Horowitz cites several phenomena whose understanding, he believes, should be the utmost goal of analysis. First, there is the fact that different societies have different degrees of division. This phenomena, in his view, points to the differing roles of colonial, sovereign, ethnic, and indigenous identities in organizing people and instigating conflict. Second, he advocates trying to understand why different kinds of hierarchy emerge in social arrangements, and how they make possible or foreclose different economic transactions. Third, he argues that we must learn more about why systems tend towards centralization, often forging binary oppositions such as two-party political systems.
Fourth, Horowitz seeks to understand the role of differences that are ascribed rather than obvious. He uses as an example the fact that the ascription of one’s “ethnicity” is more complicated than how one dresses, or where one lives, or the religion or language in which one takes part. Difference constantly exceeds and overflows humanity’s categorizing capabilities, resulting in the formation of even more complex categories. Horowitz also argues, in the vein of Karl Marx, that ethnicity is more useful as a describing term than class, since it is more rigid, while class mobility is highly possible, even encouraged, in many societies.
Horowitz describes his theory of ethnic conflict. He holds that ethnic sentiment naturally takes on a primal, “raw” form that is then distorted and manipulated by self-interested institutional powers, which themselves have emerged out of years of ethnic struggle.
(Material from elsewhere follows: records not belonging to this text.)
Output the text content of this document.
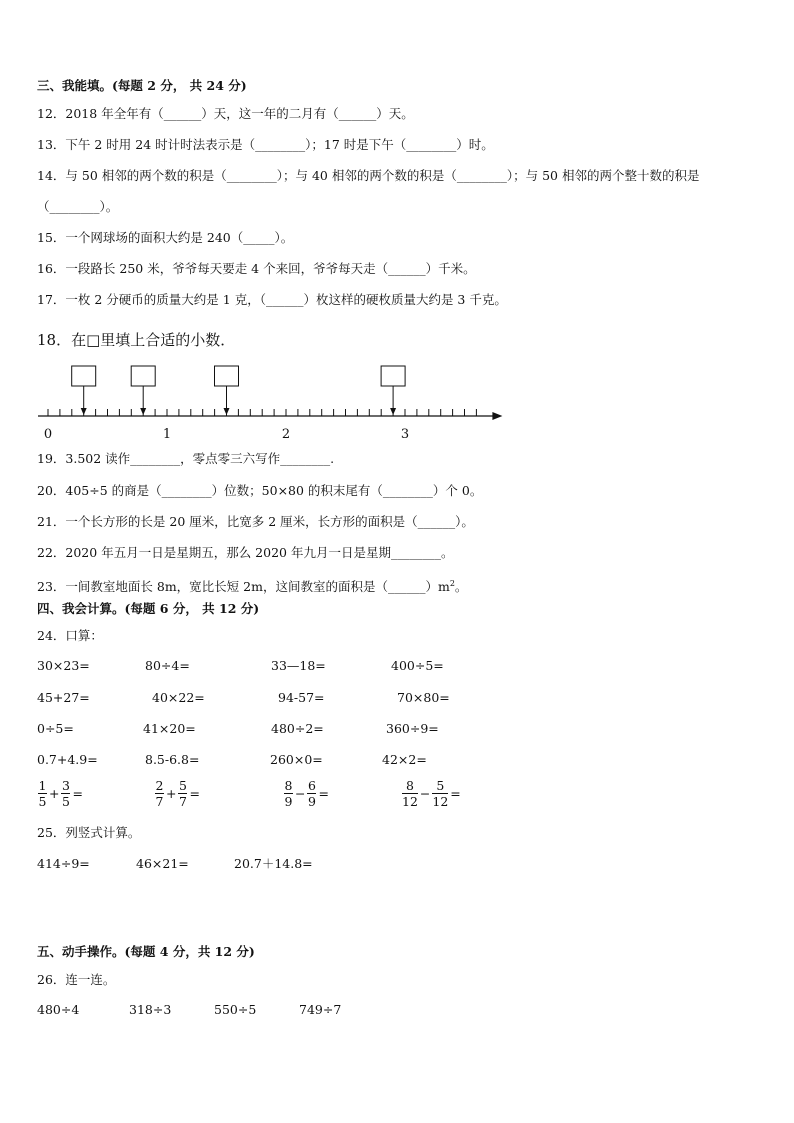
三、我能填。(每题 2 分， 共 24 分)
12．2018 年全年有（______）天，这一年的二月有（______）天。
13．下午 2 时用 24 时计时法表示是（________）；17 时是下午（________）时。
14．与 50 相邻的两个数的积是（________）；与 40 相邻的两个数的积是（________）；与 50 相邻的两个整十数的积是
（________）。
15．一个网球场的面积大约是 240（_____）。
16．一段路长 250 米，爷爷每天要走 4 个来回，爷爷每天走（______）千米。
17．一枚 2 分硬币的质量大约是 1 克，（______）枚这样的硬枚质量大约是 3 千克。
18．在□里填上合适的小数．
0	1	2	3
19．3.502 读作________，零点零三六写作________.
20．405÷5 的商是（________）位数；50×80 的积末尾有（________）个 0。
21．一个长方形的长是 20 厘米，比宽多 2 厘米，长方形的面积是（______）。
22．2020 年五月一日是星期五，那么 2020 年九月一日是星期________。
23．一间教室地面长 8m，宽比长短 2m，这间教室的面积是$(\_\_\_\_\_\_)m^2$。
四、我会计算。(每题 6 分， 共 12 分)
24．口算：
30×23=	80÷4=	33—18=	400÷5=
45+27=	40×22=	94-57=	70×80=
0÷5=	41×20=	480÷2=	360÷9=
0.7+4.9=	8.5-6.8=	260×0=	42×2=
$\frac{1}{5} + \frac{3}{5}$ =	$\frac{2}{7} + \frac{5}{7}$ =	$\frac{8}{9} - \frac{6}{9}$ =	$\frac{8}{12} - \frac{5}{12}$ =
25．列竖式计算。
414÷9=	46×21=	20.7＋14.8=
五、动手操作。(每题 4 分，共 12 分)
26．连一连。
480÷4	318÷3	550÷5	749÷7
He talks about the common capacity of institutions to actively affect ethnic sentiment. To do so, he reviews three primary frameworks for understanding ethnic conflict: cultural pluralism, economic self-interestedness, and the theory of modernization. None of them, in his view, are as comprehensive in describing ethnic conflict as the social psychological theory that he endorses. Horowitz rejects the notion that conflict happens because different ethnic identities feud over how labor is divided. Instead, most societies are driven by the creation of economic niches that constantly pull away from the notion that industries are to be few in number and ethnically contentious. Different ethnic groups naturally come to favor and participate in distinct economic activities.
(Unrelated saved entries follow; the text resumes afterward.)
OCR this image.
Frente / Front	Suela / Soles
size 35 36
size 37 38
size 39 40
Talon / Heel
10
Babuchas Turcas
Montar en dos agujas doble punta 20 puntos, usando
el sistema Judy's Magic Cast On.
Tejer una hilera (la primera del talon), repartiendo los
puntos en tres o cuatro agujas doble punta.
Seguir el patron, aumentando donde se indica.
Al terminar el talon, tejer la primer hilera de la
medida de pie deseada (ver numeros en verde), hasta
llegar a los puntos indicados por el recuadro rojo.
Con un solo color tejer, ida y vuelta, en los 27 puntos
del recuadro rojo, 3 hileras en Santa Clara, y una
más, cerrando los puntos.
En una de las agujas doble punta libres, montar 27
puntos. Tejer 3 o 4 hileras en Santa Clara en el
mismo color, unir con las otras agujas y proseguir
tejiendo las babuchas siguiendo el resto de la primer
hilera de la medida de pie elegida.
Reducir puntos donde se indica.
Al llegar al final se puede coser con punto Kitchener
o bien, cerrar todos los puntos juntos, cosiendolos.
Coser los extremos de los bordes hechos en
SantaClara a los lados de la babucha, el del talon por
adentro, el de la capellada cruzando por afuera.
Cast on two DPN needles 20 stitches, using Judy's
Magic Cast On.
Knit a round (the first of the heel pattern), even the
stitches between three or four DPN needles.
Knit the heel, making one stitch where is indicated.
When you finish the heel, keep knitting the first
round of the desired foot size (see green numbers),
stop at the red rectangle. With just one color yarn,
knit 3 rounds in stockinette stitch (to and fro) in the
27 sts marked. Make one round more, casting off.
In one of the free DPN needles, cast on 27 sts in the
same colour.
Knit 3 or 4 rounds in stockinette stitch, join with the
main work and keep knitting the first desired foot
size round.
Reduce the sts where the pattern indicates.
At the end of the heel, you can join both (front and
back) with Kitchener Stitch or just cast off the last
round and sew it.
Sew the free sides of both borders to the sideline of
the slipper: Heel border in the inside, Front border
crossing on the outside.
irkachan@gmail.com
Horowitz touches on how ethnic conflict relates to partisan politics. He believes that modern electoral systems make it easier than ever to form ethnic groups that eventuate in ethnic conflicts. If political partisanship is to be utilized well, in Horowitz’s view, it should publicly respond to as many issues as possible, participating in the languages of ethnicization. As grounds for this claim, he points to the fact that rarely, in the long run, do people simply vote for a party that engineers its identity to reflect a static ethnicity. Rather, their votes change rapidly and are highly sensitive to social evolution.
Using a number of well-researched examples from a broad set of nations across the most recent segment of the modern era, Horowitz delivers a compelling appeal to rethink ethnic conflict. The analytical position he arrives at is one of constant attentiveness to the psychology of ethnic formation, which provides a sounding board for new developments in economics and politics.